Un gouvernement de série B

girouette

Davantage qu’un problème de stratégie, de tactique, ou de mise en œuvre, les problèmes de communication de l’exécutif et du gouvernement sont d’abord à chercher du côté de leurs représentants.

Tout le monde se répand en analyses et commentaires sur les problèmes de communication de François Hollande, et du gouvernement en général, jugeant ici les couacs et les maladresses, là les inimitiés ou les désaccords de convictions. Tout le monde fait semblant de ne pas voir qu’au-delà du scénario et des mises en scène, le problème principal est tout simplement à chercher du côté des acteurs. Comme si « la communication » était un théorème mathématique qu’il suffirait d’appliquer pour résoudre automatiquement tout déficit de confiance, de séduction et d’attractivité.

Le problème de communication de François Hollande, c’est François Hollande, tout simplement.
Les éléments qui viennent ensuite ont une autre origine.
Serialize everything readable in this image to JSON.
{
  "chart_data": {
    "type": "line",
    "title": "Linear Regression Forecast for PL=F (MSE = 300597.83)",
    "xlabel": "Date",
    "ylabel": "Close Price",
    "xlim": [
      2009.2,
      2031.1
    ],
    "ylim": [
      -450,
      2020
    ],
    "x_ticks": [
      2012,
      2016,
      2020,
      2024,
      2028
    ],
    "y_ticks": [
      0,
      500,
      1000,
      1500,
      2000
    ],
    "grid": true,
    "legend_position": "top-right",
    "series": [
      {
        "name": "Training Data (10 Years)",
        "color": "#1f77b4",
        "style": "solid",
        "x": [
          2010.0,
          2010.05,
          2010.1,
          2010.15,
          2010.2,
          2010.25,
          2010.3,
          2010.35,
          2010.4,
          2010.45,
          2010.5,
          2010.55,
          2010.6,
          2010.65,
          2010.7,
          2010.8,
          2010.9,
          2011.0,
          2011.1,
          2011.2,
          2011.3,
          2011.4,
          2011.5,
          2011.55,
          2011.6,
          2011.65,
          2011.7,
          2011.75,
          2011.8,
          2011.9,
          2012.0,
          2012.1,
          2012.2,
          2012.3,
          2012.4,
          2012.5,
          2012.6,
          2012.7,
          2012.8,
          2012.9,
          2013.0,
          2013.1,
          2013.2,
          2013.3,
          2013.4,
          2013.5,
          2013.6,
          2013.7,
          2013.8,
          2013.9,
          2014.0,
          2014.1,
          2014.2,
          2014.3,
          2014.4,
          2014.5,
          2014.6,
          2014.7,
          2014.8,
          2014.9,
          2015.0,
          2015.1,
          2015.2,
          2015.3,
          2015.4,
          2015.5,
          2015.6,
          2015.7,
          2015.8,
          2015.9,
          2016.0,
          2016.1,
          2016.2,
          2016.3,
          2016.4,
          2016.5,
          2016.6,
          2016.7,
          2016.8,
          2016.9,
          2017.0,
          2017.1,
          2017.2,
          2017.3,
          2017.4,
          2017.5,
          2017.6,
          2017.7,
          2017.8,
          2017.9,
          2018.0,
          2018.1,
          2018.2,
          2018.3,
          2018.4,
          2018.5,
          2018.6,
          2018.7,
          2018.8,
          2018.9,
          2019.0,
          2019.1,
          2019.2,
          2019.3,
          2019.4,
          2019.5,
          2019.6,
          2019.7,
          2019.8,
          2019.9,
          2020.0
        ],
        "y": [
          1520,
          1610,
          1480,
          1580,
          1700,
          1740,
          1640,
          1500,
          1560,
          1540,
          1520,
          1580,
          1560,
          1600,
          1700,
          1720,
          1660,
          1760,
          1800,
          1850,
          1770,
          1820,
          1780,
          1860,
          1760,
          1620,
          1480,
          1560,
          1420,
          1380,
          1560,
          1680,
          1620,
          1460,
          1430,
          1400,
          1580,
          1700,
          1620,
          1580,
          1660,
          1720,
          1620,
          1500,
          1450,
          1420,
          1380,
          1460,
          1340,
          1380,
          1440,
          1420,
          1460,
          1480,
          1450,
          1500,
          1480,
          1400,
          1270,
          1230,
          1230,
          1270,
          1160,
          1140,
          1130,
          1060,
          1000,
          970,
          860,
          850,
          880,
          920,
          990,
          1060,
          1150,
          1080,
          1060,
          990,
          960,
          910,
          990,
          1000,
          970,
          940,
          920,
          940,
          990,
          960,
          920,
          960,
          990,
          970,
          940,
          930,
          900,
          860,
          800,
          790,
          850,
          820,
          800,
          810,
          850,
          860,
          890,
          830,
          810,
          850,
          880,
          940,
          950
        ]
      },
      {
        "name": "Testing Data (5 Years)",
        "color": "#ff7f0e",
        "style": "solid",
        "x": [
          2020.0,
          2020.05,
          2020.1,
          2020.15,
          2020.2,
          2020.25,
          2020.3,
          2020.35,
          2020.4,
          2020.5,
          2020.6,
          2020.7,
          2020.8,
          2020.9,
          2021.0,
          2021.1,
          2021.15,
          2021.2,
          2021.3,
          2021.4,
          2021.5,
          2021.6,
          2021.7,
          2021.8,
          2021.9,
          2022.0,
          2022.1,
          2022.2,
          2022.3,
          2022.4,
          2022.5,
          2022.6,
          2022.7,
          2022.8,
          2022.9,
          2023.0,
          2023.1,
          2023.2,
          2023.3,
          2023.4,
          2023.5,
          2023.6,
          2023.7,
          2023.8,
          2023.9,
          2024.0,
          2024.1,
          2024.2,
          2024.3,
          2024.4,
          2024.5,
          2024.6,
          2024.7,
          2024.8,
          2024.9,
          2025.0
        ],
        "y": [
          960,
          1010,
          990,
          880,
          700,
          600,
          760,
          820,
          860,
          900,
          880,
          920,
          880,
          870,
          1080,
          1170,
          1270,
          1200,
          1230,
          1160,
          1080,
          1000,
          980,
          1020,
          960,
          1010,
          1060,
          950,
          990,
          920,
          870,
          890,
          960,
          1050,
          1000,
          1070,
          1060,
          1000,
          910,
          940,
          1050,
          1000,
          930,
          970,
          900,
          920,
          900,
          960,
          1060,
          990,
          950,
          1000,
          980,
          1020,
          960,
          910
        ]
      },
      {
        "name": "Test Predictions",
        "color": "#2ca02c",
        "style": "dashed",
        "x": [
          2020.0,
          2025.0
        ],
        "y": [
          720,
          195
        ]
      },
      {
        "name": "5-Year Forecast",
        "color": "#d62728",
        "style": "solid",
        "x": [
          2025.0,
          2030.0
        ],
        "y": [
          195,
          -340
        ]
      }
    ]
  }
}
Cela fonctionnera mieux lorsqu’il sera lui-même meilleur, moins crispé, pensant moins obsessionnellement à l’image qu’il aurait le devoir de renvoyer, moins empêtré dans son nouveau costume présidentiel ou dans son pseudo mimétisme mitterrandien. D’ailleurs, même Nicolas Sarkozy, souvent présenté comme un « pro » de la communication, a mis quelque temps à « incarner » sa dimension de chef d’Etat, et a lui-même commis un certain nombre d’erreurs de communication.

Cette part du charisme personnel est d’autant plus importante, et même essentielle, que la conjoncture rend les marges de manœuvre plus étroites encore et les idées neuves rares. Si certains grands acteurs réussissent à être « présents » à l’écran, même en silence, il est inversement vrai que le meilleur scénario du monde ne fera jamais un grand acteur, tout comme une bonne publicité ne réussira jamais à vendre durablement un mauvais produit. La bonne communication politique peut optimiser, bonifier, aider à sensibiliser, interpeller, elle peut être habile, tactique, elle peut aider à faire passer les messages (tant que la répétition chorale ne démasque pas la grille desdits messages), mais il ne faut pas confondre la communication des idées et celle des personnes, pour laquelle le produit, c’est l’homme. Dès lors, l’important, c’est la sincérité et l’authenticité. Si du « coaching » peut être fait pour améliorer les choses, il faut également surtout que la communication s’adapte et s’inscrive en cohérence avec le tempérament et la personnalité de celui ou celle qu’elle doit servir, sans forcer sa nature ou son style. Pour un président « nature », authentique et spontané, davantage que « normal ».

Personne d’autre ne sera sur scène comme Steve Jobs, ou ne caressera le cul des vaches comme Jacques Chirac, à chacun son style et sa nature.

Le jeu politique est à ce point difficile qu’il exige à la fois de la présence, des idées et un scénario, et dans cet ordre. Pour l’instant force est de reconnaître qu’aucune de ces trois composantes n’est présente, et encore moins la quatrième, ce truc en plus de metteur en scène qui rend tout cela harmonieux, crédible et séduisant. Pour l’instant, le jeu des acteurs n’est pas convaincant, les dialogues mauvais lorsqu’ils ne sont pas tout simplement improvisés par prétention ou souci de ne pas accepter d’être dirigés par le réalisateur, les décors déjà vus, l’histoire quant à elle manque de suspense et semble s’écrire en temps réel en même temps que le tournage. Malheureusement, comme pour un film, une série, un livre, ou même une rencontre, les premières minutes, pages et épisodes sont essentiels, difficile de conquérir des fans en saison 3 lorsque le manque d’état de grâce à déjà montré la faiblesse des entrées en première semaine. Difficile également de séduire son audience en critiquant la programmation voisine, cet argument de campagne devient une excuse inaudible en mandat.

Alors la seule communication gesticulante, programmée, décryptée en temps réel par des audiences averties et expertes, ne fonctionne évidemment plus, à tel point qu’aujourd’hui, dire « c’est de la com » est devenu synonyme de mensonge, de manipulation ou d’écume.

Le premier média en communication, c’est vous, et la première règle, c’est de ne pas donner l’impression qu’on en fait.